Recreates a case database from disjointed pdf files online by automating a web browser, downloading pdfs, converting to text, and regex analysis on strings.
Local court did not grant practitioners access to the court case database backend. Rather, what could be accessed publicly was a site that had various .pdfs of the calendars.
Practitioners need to pull all cases, note changes to court calendars, and compare those calendars to pending internal calendars.
The key step is to recreate the court's database of cases so that those entries can be compared to practitioners' internal databases.
These two programs extract data to facilitate the key step when the practictioner's desired database format is known.
GUIandDatePicker automates a web browser to select today, tomorrow, or another day. (GUI done as concept for user-friendliness. Assuming the backend is completed, user-friendliness would be desirable, as would better UI/UX than currently presented.)
PdfToTextAndSplit changes the pdf files to text, finds judge and department, and breaks case entries into strings in a list. (From there, the goal would be to process the strings into database entries for comparison, see future plan 5, below.)
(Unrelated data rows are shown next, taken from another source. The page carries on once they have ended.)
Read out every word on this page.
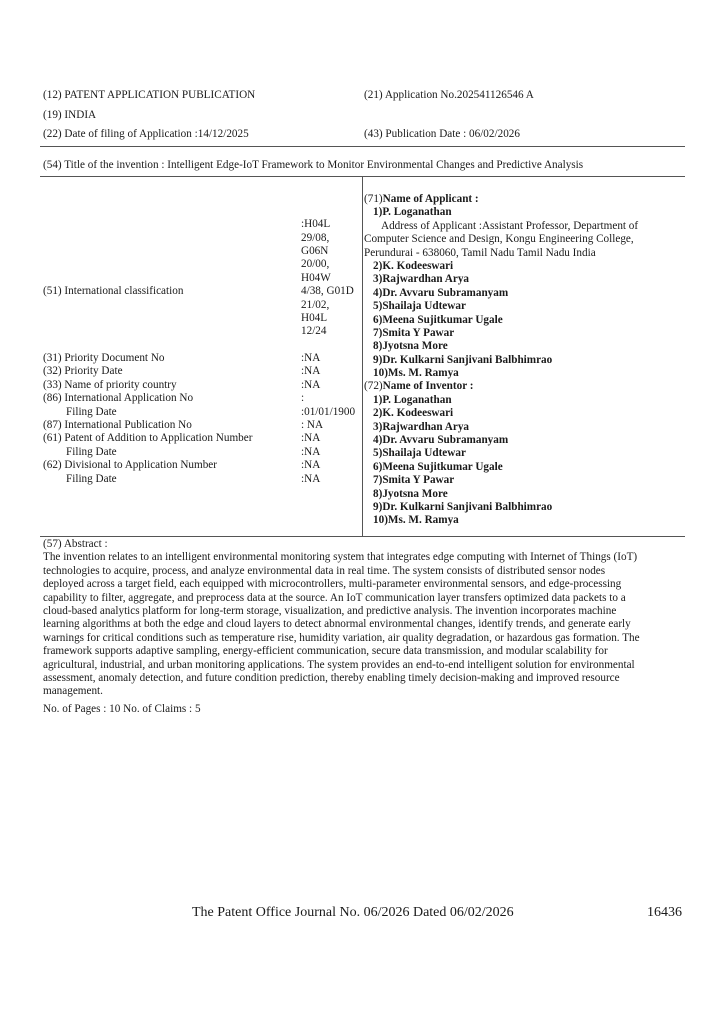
(12) PATENT APPLICATION PUBLICATION
(19) INDIA
(22) Date of filing of Application :14/12/2025
(21) Application No.202541126546 A
(43) Publication Date : 06/02/2026
(54) Title of the invention : Intelligent Edge-IoT Framework to Monitor Environmental Changes and Predictive Analysis
(51) International classification
(31) Priority Document No
(32) Priority Date
(33) Name of priority country
(86) International Application No
Filing Date
(87) International Publication No
(61) Patent of Addition to Application Number
Filing Date
(62) Divisional to Application Number
Filing Date
:H04L
29/08,
G06N
20/00,
H04W
4/38, G01D
21/02,
H04L
12/24
:NA
:NA
:NA
:
:01/01/1900
: NA
:NA
:NA
:NA
:NA
(71)Name of Applicant :
1)P. Loganathan
Address of Applicant :Assistant Professor, Department of
Computer Science and Design, Kongu Engineering College,
Perundurai - 638060, Tamil Nadu Tamil Nadu India
2)K. Kodeeswari
3)Rajwardhan Arya
4)Dr. Avvaru Subramanyam
5)Shailaja Udtewar
6)Meena Sujitkumar Ugale
7)Smita Y Pawar
8)Jyotsna More
9)Dr. Kulkarni Sanjivani Balbhimrao
10)Ms. M. Ramya
(72)Name of Inventor :
1)P. Loganathan
2)K. Kodeeswari
3)Rajwardhan Arya
4)Dr. Avvaru Subramanyam
5)Shailaja Udtewar
6)Meena Sujitkumar Ugale
7)Smita Y Pawar
8)Jyotsna More
9)Dr. Kulkarni Sanjivani Balbhimrao
10)Ms. M. Ramya
(57) Abstract :
The invention relates to an intelligent environmental monitoring system that integrates edge computing with Internet of Things (IoT)
technologies to acquire, process, and analyze environmental data in real time. The system consists of distributed sensor nodes
deployed across a target field, each equipped with microcontrollers, multi-parameter environmental sensors, and edge-processing
capability to filter, aggregate, and preprocess data at the source. An IoT communication layer transfers optimized data packets to a
cloud-based analytics platform for long-term storage, visualization, and predictive analysis. The invention incorporates machine
learning algorithms at both the edge and cloud layers to detect abnormal environmental changes, identify trends, and generate early
warnings for critical conditions such as temperature rise, humidity variation, air quality degradation, or hazardous gas formation. The
framework supports adaptive sampling, energy-efficient communication, secure data transmission, and modular scalability for
agricultural, industrial, and urban monitoring applications. The system provides an end-to-end intelligent solution for environmental
assessment, anomaly detection, and future condition prediction, thereby enabling timely decision-making and improved resource
management.
No. of Pages : 10 No. of Claims : 5
The Patent Office Journal No. 06/2026 Dated 06/02/2026	16436
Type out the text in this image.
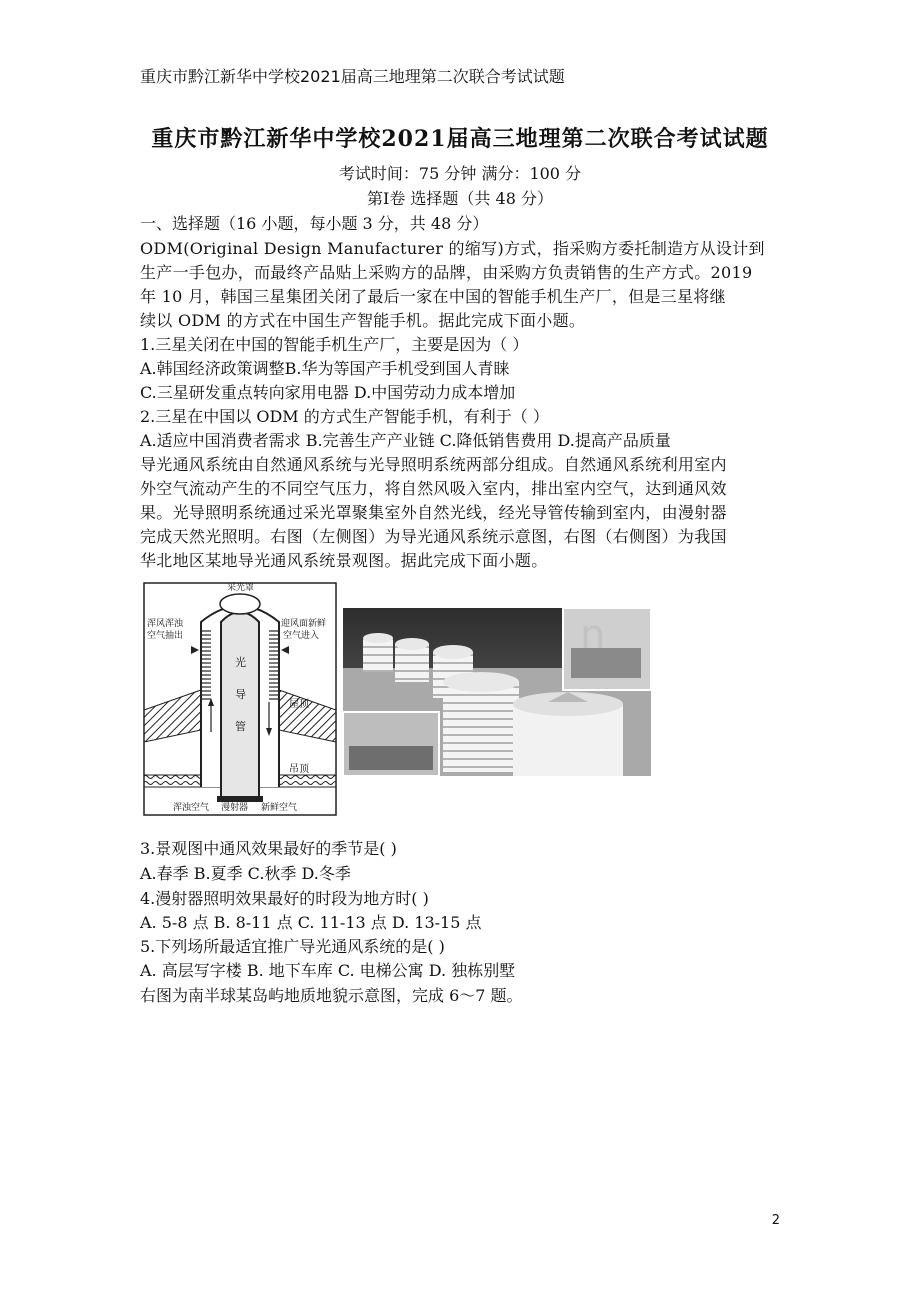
重庆市黔江新华中学校2021届高三地理第二次联合考试试题
重庆市黔江新华中学校2021届高三地理第二次联合考试试题
考试时间：75 分钟 满分：100 分
第Ⅰ卷 选择题（共 48 分）
一、选择题（16 小题，每小题 3 分，共 48 分）
ODM(Original Design Manufacturer 的缩写)方式，指采购方委托制造方从设计到
生产一手包办，而最终产品贴上采购方的品牌，由采购方负责销售的生产方式。2019
年 10 月，韩国三星集团关闭了最后一家在中国的智能手机生产厂，但是三星将继
续以 ODM 的方式在中国生产智能手机。据此完成下面小题。
1.三星关闭在中国的智能手机生产厂，主要是因为（ ）
A.韩国经济政策调整B.华为等国产手机受到国人青睐
C.三星研发重点转向家用电器 D.中国劳动力成本增加
2.三星在中国以 ODM 的方式生产智能手机，有利于（ ）
A.适应中国消费者需求 B.完善生产产业链 C.降低销售费用 D.提高产品质量
导光通风系统由自然通风系统与光导照明系统两部分组成。自然通风系统利用室内
外空气流动产生的不同空气压力，将自然风吸入室内，排出室内空气，达到通风效
果。光导照明系统通过采光罩聚集室外自然光线，经光导管传输到室内，由漫射器
完成天然光照明。右图（左侧图）为导光通风系统示意图，右图（右侧图）为我国
华北地区某地导光通风系统景观图。据此完成下面小题。
采光罩
浑风浑浊
空气抽出
迎风面新鲜
空气进入
光
导
管
屋顶
吊顶
浑浊空气 漫射器 新鲜空气
n
3.景观图中通风效果最好的季节是( )
A.春季 B.夏季 C.秋季 D.冬季
4.漫射器照明效果最好的时段为地方时( )
A. 5-8 点 B. 8-11 点 C. 11-13 点 D. 13-15 点
5.下列场所最适宜推广导光通风系统的是( )
A. 高层写字楼 B. 地下车库 C. 电梯公寓 D. 独栋别墅
右图为南半球某岛屿地质地貌示意图，完成 6～7 题。
2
(Site: http://www.imperial.courts.ca.gov/CourtCalendars/Public/MCalendars.aspx A copy of a random day of the site is in the "samplecalpage" folder. Copies of a random day of calendars are in the "calendars" folder.)
[Edit: By 2023 the court was displaying the cases in the web page instead of a separate pdf.]
Known issues / future plans:
- "Tomorrow" date picker does not work for days before holidays/weekends, need to add comparison to known days off and skip those.
- Goal would be to extend the os.makedir to make folders for each day picked and sub-folders for each time calendars were pulled (for comparison) so that changes to the calendars for X day can be seen.
- Also regexes that get data (judge, department, case data) should return that data as dicts or functions so that data can then be passed elsewhere.
- Need to choose a database/case management approach on the client end, this will probably be dictated by existing client software. Then the lists of case strings can be broken down into database / dictionary entries so that, each time the calendar is pulled, changes are highlighted (and/or conflicts with the client's internal client/calendar management database can be noted).